The NYT recently ran a piece on Bikram yoga, marshalling various physical therapists and medical doctors who gave little soundbites about how exercising in heat can be bad for you, how flexibility can be bad for you, and how yoga in general can be bad for you. Honestly, it's amazing that anyone reads any health reporting in the mainstream media these days. So cautious and so contradictory as not to say much at all.

So, just to make it clear where I stand: ANYTHING can be bad for you if done improperly, to excess, or with the wrong goals in mind. The corollary to that precept is that NO ONE PLAN (routine, prescription, diet, etc) will suit everyone. Once people can get out of the false empiricism encouraged by the ever-present "polls" and "studies" reported in our media and recognize that most traditional medical systems and folkways include systems of categorizing people according to metabolic type, maybe some real education can happen.

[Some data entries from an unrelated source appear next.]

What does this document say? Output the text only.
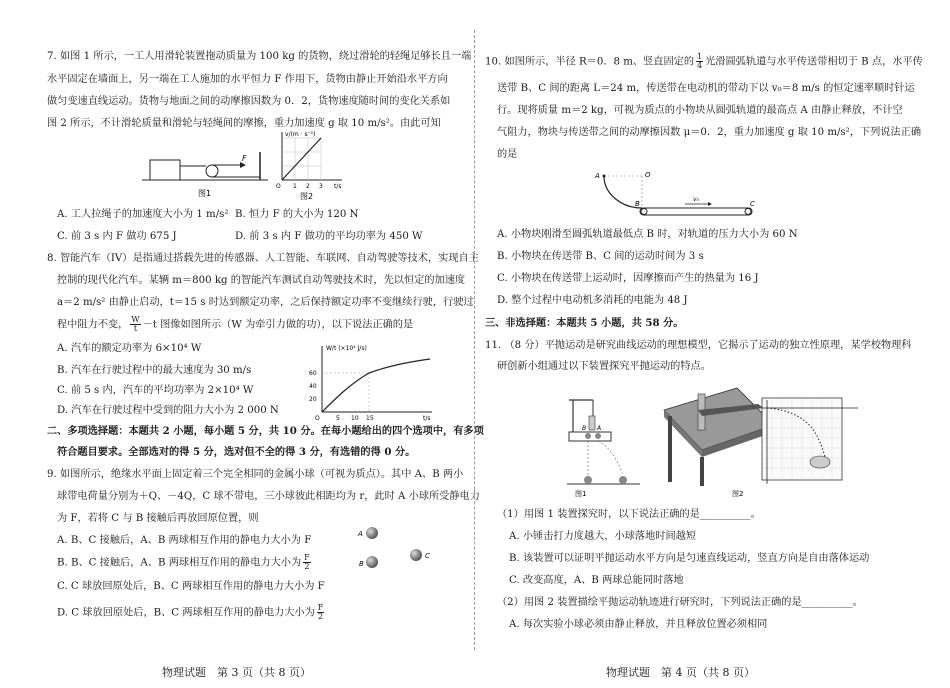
7. 如图 1 所示，一工人用滑轮装置拖动质量为 100 kg 的货物，绕过滑轮的轻绳足够长且一端
水平固定在墙面上，另一端在工人施加的水平恒力 F 作用下，货物由静止开始沿水平方向
做匀变速直线运动。货物与地面之间的动摩擦因数为 0．2，货物速度随时间的变化关系如
图 2 所示，不计滑轮质量和滑轮与轻绳间的摩擦，重力加速度 g 取 10 m/s²。由此可知
F
图1
v/(m · s⁻¹)
t/s
O 1 2 3
图2
A. 工人拉绳子的加速度大小为 1 m/s² B. 恒力 F 的大小为 120 N
C. 前 3 s 内 F 做功 675 J	D. 前 3 s 内 F 做功的平均功率为 450 W
8. 智能汽车（IV）是指通过搭载先进的传感器、人工智能、车联网、自动驾驶等技术，实现自主
控制的现代化汽车。某辆 m＝800 kg 的智能汽车测试自动驾驶技术时，先以恒定的加速度
a＝2 m/s² 由静止启动，t＝15 s 时达到额定功率，之后保持额定功率不变继续行驶，行驶过
程中阻力不变， $\frac{W}{t} -t$ 图像如图所示（W 为牵引力做的功），以下说法正确的是
A. 汽车的额定功率为 6×10⁴ W
B. 汽车在行驶过程中的最大速度为 30 m/s
C. 前 5 s 内，汽车的平均功率为 2×10⁴ W
D. 汽车在行驶过程中受到的阻力大小为 2 000 N
W/t (×10⁴ J/s)
t/s
O
60
40
20
5 10 15
二、多项选择题：本题共 2 小题，每小题 5 分，共 10 分。在每小题给出的四个选项中，有多项
符合题目要求。全部选对的得 5 分，选对但不全的得 3 分，有选错的得 0 分。
9. 如图所示，绝缘水平面上固定着三个完全相同的金属小球（可视为质点）。其中 A、B 两小
球带电荷量分别为＋Q、－4Q，C 球不带电，三小球彼此相距均为 r，此时 A 小球所受静电力
为 F，若将 C 与 B 接触后再放回原位置，则
A. B、C 接触后，A、B 两球相互作用的静电力大小为 F
B. B、C 接触后，A、B 两球相互作用的静电力大小为 $\frac{F}{2}$
C. C 球放回原处后，B、C 两球相互作用的静电力大小为 F
D. C 球放回原处后，B、C 两球相互作用的静电力大小为 $\frac{F}{2}$
A
B
C
物理试题　第 3 页（共 8 页）
10. 如图所示，半径 R＝0．8 m、竖直固定的 $\frac{1}{4}$ 光滑圆弧轨道与水平传送带相切于 B 点，水平传
送带 B、C 间的距离 L＝24 m，传送带在电动机的带动下以 v₀＝8 m/s 的恒定速率顺时针运
行。现将质量 m＝2 kg，可视为质点的小物块从圆弧轨道的最高点 A 由静止释放，不计空
气阻力，物块与传送带之间的动摩擦因数 μ＝0．2，重力加速度 g 取 10 m/s²，下列说法正确
的是
A	O
B	C
v₀
A. 小物块刚滑至圆弧轨道最低点 B 时，对轨道的压力大小为 60 N
B. 小物块在传送带 B、C 间的运动时间为 3 s
C. 小物块在传送带上运动时，因摩擦而产生的热量为 16 J
D. 整个过程中电动机多消耗的电能为 48 J
三、非选择题：本题共 5 小题，共 58 分。
11. （8 分）平抛运动是研究曲线运动的理想模型，它揭示了运动的独立性原理，某学校物理科
研创新小组通过以下装置探究平抛运动的特点。
B A
图1	图2
（1）用图 1 装置探究时，以下说法正确的是__________。
A. 小锤击打力度越大，小球落地时间越短
B. 该装置可以证明平抛运动水平方向是匀速直线运动，竖直方向是自由落体运动
C. 改变高度，A、B 两球总能同时落地
（2）用图 2 装置描绘平抛运动轨迹进行研究时，下列说法正确的是__________。
A. 每次实验小球必须由静止释放，并且释放位置必须相同
物理试题　第 4 页（共 8 页）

I feel fortunate that I was able to see my way beyond the traditional Western medical system over a decade ago -- to research things on my own and keep an open mind about different modalities for increasing and improving our overall wellness.

Personally, I really enjoy the Bikram series -- but it's not the only type of yoga out there, and it's certainly not for everybody. The heat can be very intense, and some body types are just better equipped to deal with it than others. But what the NYT describes doesn't match my experience at all. All the teachers I've encountered go out of their way to watch new students, to offer adaptations for those with injuries or limited range of motion, and to encourage a gentle approach to the postures. Personally, I've found the Bikram series to offer a wonderful blend of physical benefits (less knee pain, greater flexibility, improved range of motion in my shoulders) and emotional/spiritual/mental benefits: the yoga works on you, through you, beyond your conscious mind's attempts to control the situation. By focusing your attention on the extreme conditions of the physical, you free up your spiritual resources so that other transformations occur.

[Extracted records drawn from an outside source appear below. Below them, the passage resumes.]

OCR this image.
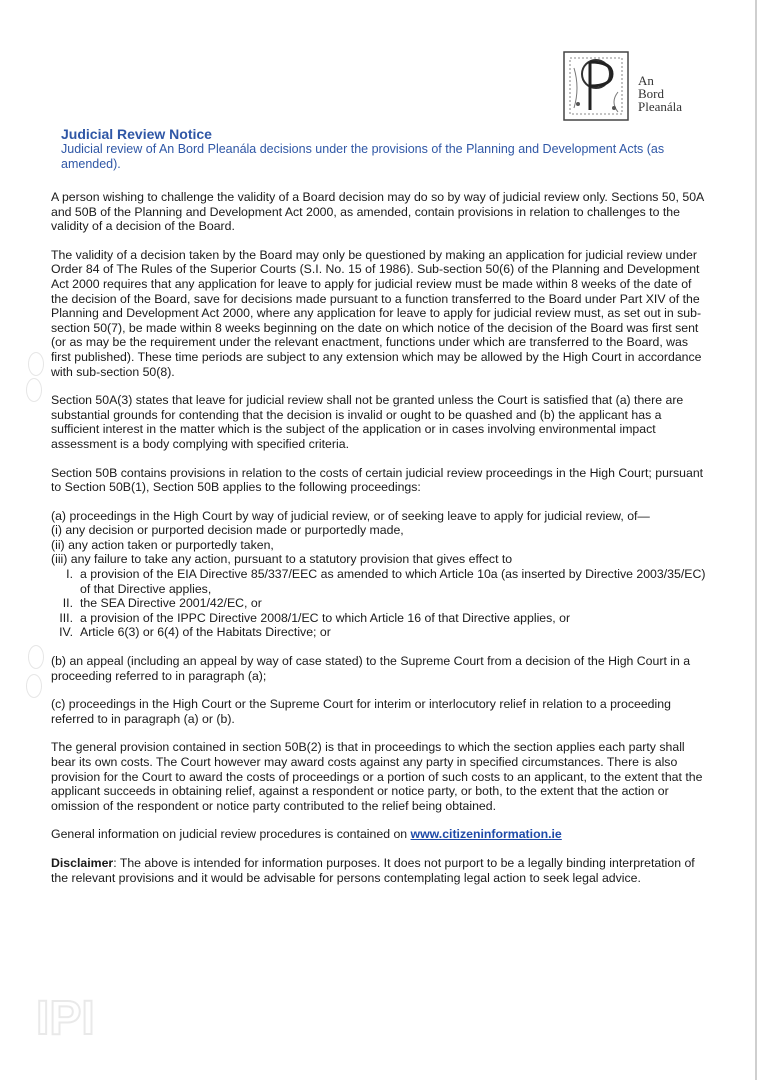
An
Bord
Pleanála
Judicial Review Notice
Judicial review of An Bord Pleanála decisions under the provisions of the Planning and Development Acts (as amended).

A person wishing to challenge the validity of a Board decision may do so by way of judicial review only. Sections 50, 50A and 50B of the Planning and Development Act 2000, as amended, contain provisions in relation to challenges to the validity of a decision of the Board.

The validity of a decision taken by the Board may only be questioned by making an application for judicial review under Order 84 of The Rules of the Superior Courts (S.I. No. 15 of 1986). Sub-section 50(6) of the Planning and Development Act 2000 requires that any application for leave to apply for judicial review must be made within 8 weeks of the date of the decision of the Board, save for decisions made pursuant to a function transferred to the Board under Part XIV of the Planning and Development Act 2000, where any application for leave to apply for judicial review must, as set out in sub-section 50(7), be made within 8 weeks beginning on the date on which notice of the decision of the Board was first sent (or as may be the requirement under the relevant enactment, functions under which are transferred to the Board, was first published). These time periods are subject to any extension which may be allowed by the High Court in accordance with sub-section 50(8).

Section 50A(3) states that leave for judicial review shall not be granted unless the Court is satisfied that (a) there are substantial grounds for contending that the decision is invalid or ought to be quashed and (b) the applicant has a sufficient interest in the matter which is the subject of the application or in cases involving environmental impact assessment is a body complying with specified criteria.

Section 50B contains provisions in relation to the costs of certain judicial review proceedings in the High Court; pursuant to Section 50B(1), Section 50B applies to the following proceedings:

(a) proceedings in the High Court by way of judicial review, or of seeking leave to apply for judicial review, of—
(i) any decision or purported decision made or purportedly made,
(ii) any action taken or purportedly taken,
(iii) any failure to take any action, pursuant to a statutory provision that gives effect to
I. a provision of the EIA Directive 85/337/EEC as amended to which Article 10a (as inserted by Directive 2003/35/EC) of that Directive applies,
II. the SEA Directive 2001/42/EC, or
III. a provision of the IPPC Directive 2008/1/EC to which Article 16 of that Directive applies, or
IV. Article 6(3) or 6(4) of the Habitats Directive; or

(b) an appeal (including an appeal by way of case stated) to the Supreme Court from a decision of the High Court in a proceeding referred to in paragraph (a);

(c) proceedings in the High Court or the Supreme Court for interim or interlocutory relief in relation to a proceeding referred to in paragraph (a) or (b).

The general provision contained in section 50B(2) is that in proceedings to which the section applies each party shall bear its own costs. The Court however may award costs against any party in specified circumstances. There is also provision for the Court to award the costs of proceedings or a portion of such costs to an applicant, to the extent that the applicant succeeds in obtaining relief, against a respondent or notice party, or both, to the extent that the action or omission of the respondent or notice party contributed to the relief being obtained.

General information on judicial review procedures is contained on www.citizeninformation.ie

Disclaimer: The above is intended for information purposes. It does not purport to be a legally binding interpretation of the relevant provisions and it would be advisable for persons contemplating legal action to seek legal advice.

IPI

It makes me angry to see reporting like this, which is so obviously slanted against its purported topic from the beginning. But it also seems like the last gasp of the establishment -- after all, in the past ten years yoga has gone from hippie to trendy to completely yuppified -- so why even bother trying to turn people against it?


tenure blogging

Somehow it seems fitting that I discover the world of academic's blogs the same week that I get tenure. If only I had known that my "tribe" had such a presence on the web, I might have been caught up in blogs before. I guess the blogs I'd stumbled across before were either techno-geeky or very teenagery -- both of which I understand, but don't fully identify with -- but this seems to be my way "in" to this part of the webworld.

Not that I always want to identify as an academic -- partially or fully. Yet I know from long experience that academe is one of my primary communities--one in which, despite the hierarchies, backbiting, and petty games, also offers incredible freedoms and the opportunity to live in such a way that sometimes the interior encounters the exterior life.

If I'd found all this before, perhaps the process (grad school, tenure) would have been easier. Blogs were just beginning midway thru my PhD. But, on the other hand, I've never had any trouble finding ways to procrastinate...

So, it's fitting. I'm creating yet another online identity (having a few already) at the same time that I get the chance to develop another sense of who I am as a tenured professor.

my first entry

So here I am finally in the world of blogging. I say "finally," although it hasn't really been that long (a couple of days?) since I've actually been considering it.